Complete step-by-step answer:
As we know the direct relation of acceleration due to gravity (g), radius (r), mass (M) which is given as,

$ \Rightarrow g = G\dfrac{M}{{{r^2}}}$ m/s².
So acceleration due to gravity on earth is
$ \Rightarrow {g_e} = G\dfrac{{{M_e}}}{{r_e^2}}$ m/s²................... (1)
Where, ${g_e}$ = acceleration due to gravity on earth.
              G = Universal gravitational constant.
             ${M_e}$ = Mass of the earth.
              $r_e^2$ = radius of the earth.

And acceleration due to gravity on the moon is

 $ \Rightarrow {g_m} = G\dfrac{{{M_m}}}{{r_m^2}}$ m/s²..................... (2)

Where, ${g_m}$ = acceleration due to gravity on the moon.
              G = Universal gravitational constant.
             ${M_m}$ = Mass of the moon.
              $r_m^2$ = radius of the moon.
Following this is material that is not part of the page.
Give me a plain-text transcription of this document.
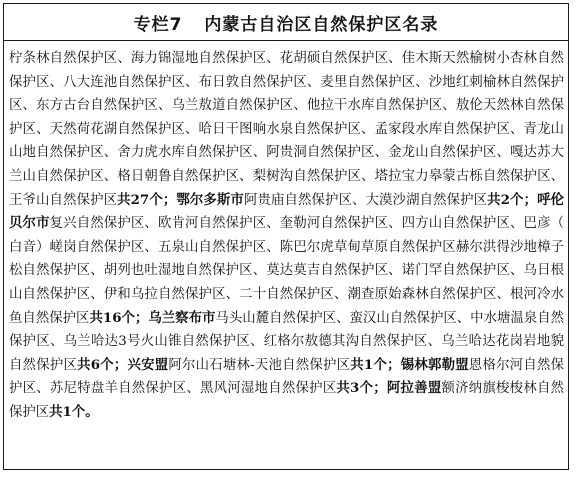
专栏7 内蒙古自治区自然保护区名录
柠条林自然保护区、海力锦湿地自然保护区、花胡硕自然保护区、佳木斯天然榆树小杏林自然保护区、八大连池自然保护区、布日敦自然保护区、麦里自然保护区、沙地红刺榆林自然保护区、东方古台自然保护区、乌兰敖道自然保护区、他拉干水库自然保护区、敖伦天然林自然保护区、天然荷花湖自然保护区、哈日干图响水泉自然保护区、孟家段水库自然保护区、青龙山山地自然保护区、舍力虎水库自然保护区、阿贵洞自然保护区、金龙山自然保护区、嘎达苏大兰山自然保护区、格日朝鲁自然保护区、梨树沟自然保护区、塔拉宝力皋蒙古栎自然保护区、王爷山自然保护区共27个；鄂尔多斯市阿贵庙自然保护区、大漠沙湖自然保护区共2个；呼伦贝尔市复兴自然保护区、欧肯河自然保护区、奎勒河自然保护区、四方山自然保护区、巴彦（白音）嵯岗自然保护区、五泉山自然保护区、陈巴尔虎草甸草原自然保护区赫尔洪得沙地樟子松自然保护区、胡列也吐湿地自然保护区、莫达莫吉自然保护区、诺门罕自然保护区、乌日根山自然保护区、伊和乌拉自然保护区、二十自然保护区、潮查原始森林自然保护区、根河冷水鱼自然保护区共16个；乌兰察布市马头山麓自然保护区、蛮汉山自然保护区、中水塘温泉自然保护区、乌兰哈达3号火山锥自然保护区、红格尔敖德其沟自然保护区、乌兰哈达花岗岩地貌自然保护区共6个；兴安盟阿尔山石塘林-天池自然保护区共1个；锡林郭勒盟恩格尔河自然保护区、苏尼特盘羊自然保护区、黑风河湿地自然保护区共3个；阿拉善盟额济纳旗梭梭林自然保护区共1个。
Now divide equation (2) with equation (1) we have,

$ \Rightarrow \dfrac{{{g_m}}}{{{g_e}}} = \dfrac{{G\dfrac{{{M_m}}}{{r_m^2}}}}{{G\dfrac{{{M_e}}}{{r_e^2}}}} = \dfrac{{{M_m}}}{{r_m^2}} \times \dfrac{{r_e^2}}{{{M_e}}}$................. (3)

Now it is given that the radius of the moon is (1/4) times that of earth.
$ \Rightarrow {r_m} = \dfrac{1}{4}{r_e}$

And it is also given that the mass of the moon is (1/80) times that of the earth.
$ \Rightarrow {M_m} = \dfrac{1}{80}{M_e}$

Now substitute this value in equation (3) we have,

\[ \Rightarrow \dfrac{{{g_m}}}{{{g_e}}} = \dfrac{{\dfrac{1}{{80}}{M_e}}}{{{{\left( {\dfrac{1}{4}{r_e}} \right)}^2}}} \times \dfrac{{r_e^2}}{{{M_e}}}\]

Now simplify this we have,

$ \Rightarrow \dfrac{{{g_m}}}{{{g_e}}} = \dfrac{{\dfrac{1}{{80}}}}{{\dfrac{1}{{{4^2}}}}} = \dfrac{1}{{80}} \times 16 = \dfrac{1}{5}$
$ \Rightarrow {g_m} = \dfrac{1}{5}{g_e}$

Now it is given that the gravitation at the earth is represented by g.

$ \Rightarrow {g_e} = g$
So we have,
$ \Rightarrow {g_m} = \dfrac{1}{5}g$

So this is the required value of the acceleration on the surface of the moon w.r.t the earth surface.
Hence option (B) is the required answer.

Note: Since earth is a bigger planet as compared to moon then eventually the mass of the moon is less as compared to earth, due to which the gravitational pull of moon over an object is less as compared to that of earth. This is the main reason we see objects flying in outer space. Humans even are weighted lighter or moon as compared to the earth due to this same reason.